Przy Narodowym Banku Polskim powstanie zespół roboczy, który ma opracować propozycję „dalszych działań o charakterze legislacyjnym, samoregulacyjnym i edukacyjno-promocyjnym koniecznych do rozwoju na rynku polskim kart przedpłaconych i instrumentów pieniądza elektronicznego, zapewniających odpowiedni poziom bezpieczeństwa”.
Taką decyzję podjęła Rada ds. Systemu Płatniczego. To o tyle ważne, że przed trzema laty oferowanie kart przedpłaconych, nazywanych też bankowymi pre-paidami, zostało w praktyce zakazane przez nadzór.
– Nie ma mowy o powrocie do wolnoamerykanki sprzed lat, ale trzeba sektorowi bankowemu trochę poluzować. Przede wszystkim dlatego, że będzie to oznaczało udogodnienia dla małych i średnich przedsiębiorstw oraz zwykłych Polaków – mówi nam osoba dobrze zorientowana w sprawie.

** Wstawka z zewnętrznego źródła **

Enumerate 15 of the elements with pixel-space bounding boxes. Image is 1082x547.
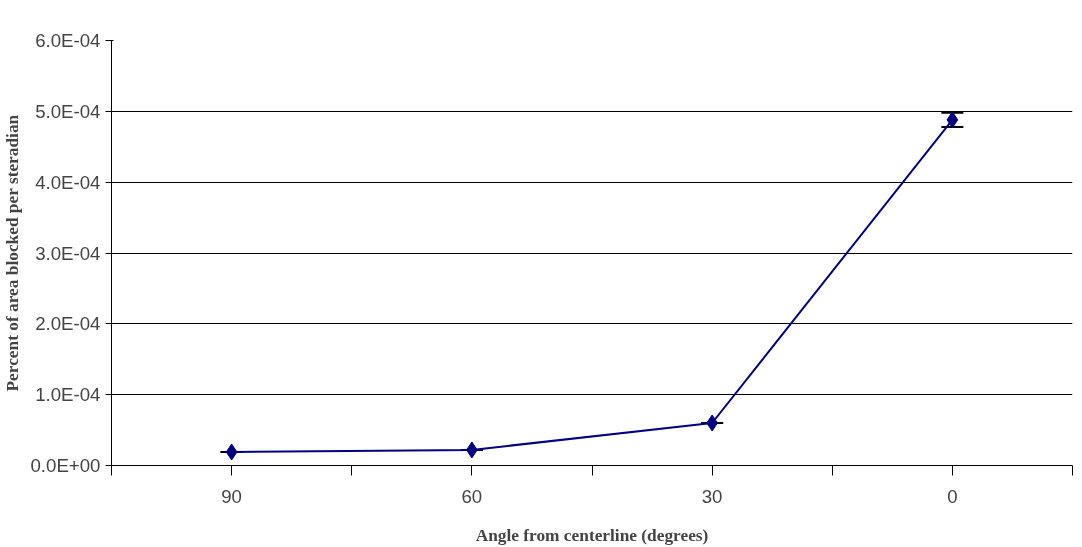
y-tick-label: 6.0E-04 xyxy=(35,30,101,51)
y-tick-label: 5.0E-04 xyxy=(35,100,101,122)
point xyxy=(946,111,959,129)
x-tick-label: 60 xyxy=(461,485,483,507)
y-tick-label: 4.0E-04 xyxy=(35,171,101,193)
x-tick-label: 0 xyxy=(947,485,958,507)
y-tick-label: 2.0E-04 xyxy=(35,313,101,335)
x-axis-title: Angle from centerline (degrees) xyxy=(475,525,709,545)
y-axis-title: Percent of area blocked per steradian xyxy=(3,114,23,392)
x-tick-label: 90 xyxy=(221,485,243,507)
y-tick-label: 1.0E-04 xyxy=(35,384,101,406)
y-tick-label: 3.0E-04 xyxy=(35,242,101,264)
y-tick-label: 0.0E+00 xyxy=(30,455,101,476)
x-tick-label: 30 xyxy=(701,485,723,507)
point xyxy=(225,443,238,461)
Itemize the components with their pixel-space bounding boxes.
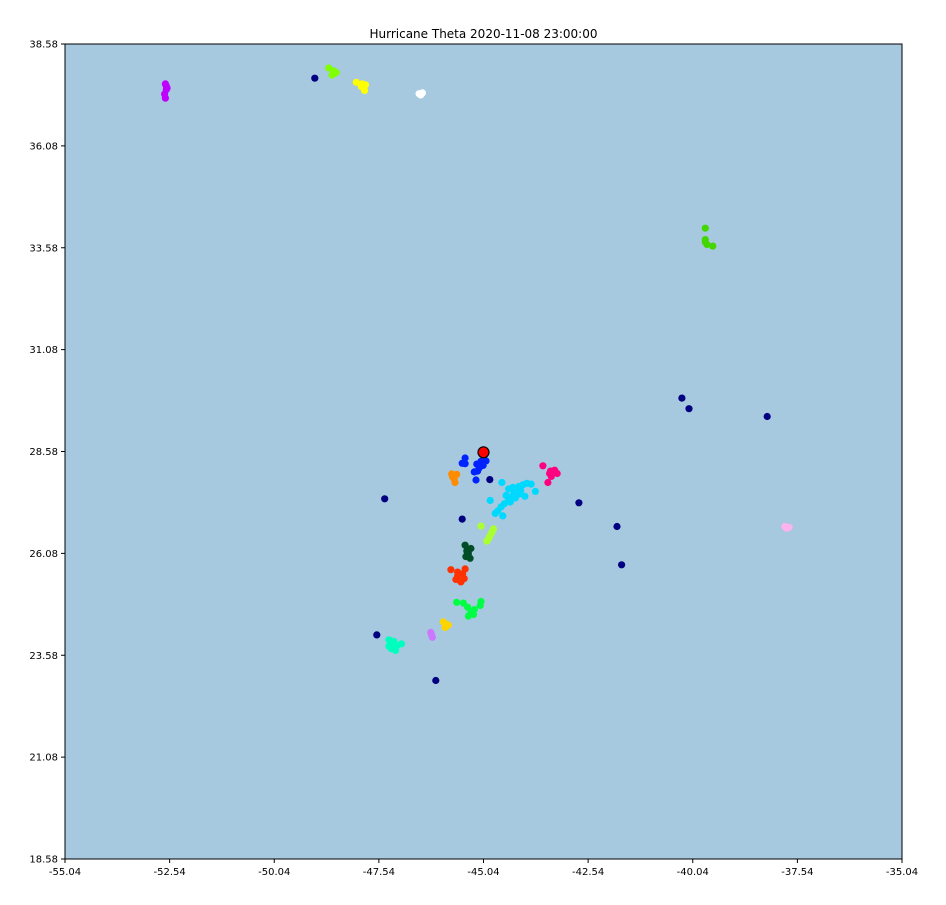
data-point <box>392 646 400 655</box>
data-point <box>709 242 717 250</box>
data-point <box>678 394 686 402</box>
data-point <box>701 224 709 232</box>
y-tick-label: 21.08 <box>29 753 58 764</box>
data-point <box>461 541 469 549</box>
data-point <box>486 476 494 484</box>
data-point <box>452 575 460 584</box>
plot-frame <box>64 43 903 860</box>
x-tick-label: -35.04 <box>886 867 918 878</box>
data-point <box>613 522 621 531</box>
chart-title: Hurricane Theta 2020-11-08 23:00:00 <box>369 27 597 41</box>
data-point <box>483 537 491 545</box>
data-point <box>618 561 626 569</box>
data-point <box>361 81 370 89</box>
data-point <box>461 454 469 462</box>
x-tick-label: -55.04 <box>49 867 81 878</box>
data-point <box>575 499 583 507</box>
y-tick-label: 28.58 <box>29 447 58 458</box>
data-point <box>458 459 466 467</box>
data-point <box>161 94 169 102</box>
data-point <box>373 631 381 639</box>
data-point <box>701 238 709 246</box>
data-point <box>328 71 336 79</box>
data-point <box>470 468 478 476</box>
data-point <box>432 676 440 685</box>
x-tick-label: -50.04 <box>258 867 290 878</box>
data-point <box>417 91 425 99</box>
data-point <box>782 524 791 532</box>
data-point <box>397 640 406 648</box>
data-point <box>491 509 499 517</box>
data-point <box>453 598 461 606</box>
data-point <box>506 498 514 506</box>
data-point <box>539 462 547 470</box>
data-point <box>381 495 389 503</box>
data-point <box>458 515 466 523</box>
data-point <box>488 528 496 536</box>
data-point <box>441 623 449 632</box>
y-tick-label: 33.58 <box>29 243 58 254</box>
data-point <box>763 412 771 421</box>
data-point <box>486 496 494 504</box>
y-tick-label: 31.08 <box>29 345 58 356</box>
data-point <box>544 478 552 487</box>
data-point <box>531 487 540 495</box>
data-point <box>477 522 485 530</box>
x-tick-label: -40.04 <box>677 867 709 878</box>
y-tick-label: 38.58 <box>29 40 58 51</box>
data-point <box>451 478 459 487</box>
y-tick-label: 23.58 <box>29 651 58 662</box>
x-tick-label: -42.54 <box>572 867 604 878</box>
data-point <box>521 492 529 500</box>
data-point <box>472 476 480 484</box>
data-point <box>477 597 485 606</box>
data-point <box>515 490 524 498</box>
data-point <box>527 480 535 488</box>
y-tick-label: 36.08 <box>29 141 58 152</box>
y-tick-label: 26.08 <box>29 549 58 560</box>
data-point <box>509 491 517 500</box>
data-point <box>462 553 470 561</box>
x-axis: -55.04 -52.54 -50.04 -47.54 -45.04 -42.54 -40.… <box>49 859 918 878</box>
data-point <box>475 464 483 472</box>
data-point <box>447 566 455 574</box>
hurricane-center-point <box>477 446 490 459</box>
data-point <box>162 82 170 90</box>
x-tick-label: -47.54 <box>363 867 395 878</box>
data-point <box>428 633 436 641</box>
data-point <box>352 78 360 86</box>
data-point <box>477 457 485 465</box>
data-point <box>311 74 319 82</box>
y-tick-label: 18.58 <box>29 855 58 866</box>
data-point <box>467 544 475 553</box>
data-point <box>502 491 510 500</box>
data-point <box>498 478 506 487</box>
data-point <box>469 610 478 619</box>
x-tick-label: -45.04 <box>467 867 499 878</box>
x-tick-label: -52.54 <box>154 867 186 878</box>
y-axis: 18.58 21.08 23.58 26.08 28.58 31.08 33.58 36.08… <box>29 40 65 866</box>
data-point <box>461 565 469 573</box>
data-point <box>685 405 693 413</box>
data-points <box>161 64 793 685</box>
data-point <box>389 639 397 647</box>
data-point <box>546 469 554 478</box>
data-point <box>499 512 507 520</box>
x-tick-label: -37.54 <box>781 867 813 878</box>
data-point <box>448 473 457 481</box>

Usługi bankowe polegające na oferowaniu kart przedpłaconych opierały się na tym, że klient wpłacał środki na tzw. rachunek techniczny prowadzony przez bank. W zamian otrzymywał kartę płatniczą, na której znajdowały się środki odpowiadające wpłaconej kwocie. Do niedawna był to instrument powszechnie stosowany m.in. przez przedsiębiorców przekazujących swoim pracownikom prezenty świąteczne czy wysyłających ich w delegacje. Klient mógł też otrzymać kartę naładowaną na pewną kwotę jako zachętę w zamian za zakup wartościowej rzeczy w danym sklepie.
Komisja Nadzoru Finansowego jednak w pre-paidach widziała więcej szkody niż pożytku. Powód? Mizerna ochrona klientów oraz zagrożenie praniem pieniędzy lub finansowaniem terroryzmu.
Przede wszystkim nadzór zwracał uwagę, że na prowadzenie rachunku nie była zawierana między bankiem a klientem żadna umowa. To zaś prowadziło do tego, że identyfikacja korzystającego z karty była w zasadzie niemożliwa. Ponadto banki usługę traktowały jako wydawanie pieniądza elektronicznego, a zatem nie uznawały przyjętych kwot na zasilenie karty za depozyty. W efekcie od tych środków nie była odprowadzana rezerwa obowiązkowa ani nie powiększały one funduszu ochrony środków gwarantowanych (przez co, jednak pre-paidy były tanie dla klientów).
Te zastrzeżenia spowodowały, że 30 października 2015 r. wiceprzewodniczący KNF wysłał pismo do Związku Banków Polskich, z którego wynikało, że nadzór będzie tępił wszystkich przedsiębiorców oferujących pre-paidy. Dla banków nie był to aż tak dochodowy biznes (choć szacuje się, że w 2015 r. w rękach klientów było ok. 1,5 mln kart przedpłaconych), by się spierać. Dostosowały się do wskazań nadzoru.
I to ku niezadowoleniu przedsiębiorców. Przykładowo Związek Przedsiębiorców i Pracodawców zalecenia KNF ocenił jako idiotyczne. – Paradoksalnie ten zakaz wcale najbardziej nie uderzy w sektor bankowy, lecz w przedsiębiorców i konsumentów, którzy korzystali z kart przedpłaconych, bo było to wygodne i niedrogie rozwiązanie – przekonywał na łamach DGP wiceprezes ZPP Marcin Nowacki. Jego zdaniem też nie sposób wiązać kart przedpłaconych w polskich warunkach z finansowaniem terroryzmu.
– Nadal płatnicze pre-paidy są wydawane w wielu krajach, więc ostatecznie efekt będzie co najwyżej taki, że Polacy będą korzystali nie z kart wydanych przez polskie banki, lecz z plastiku nabytego za granicą – mówił Nowacki.
Te przypuszczenia się sprawdziły. Nieliczne karty przedpłacone dostępne na naszym rynku są wydawane przez instytucje niepodlegające polskiemu organowi nadzoru. Przez to nad ich używaniem kontrola administracji państwowej jest jeszcze mniejsza niż nad tymi, które oferowały polskie banki.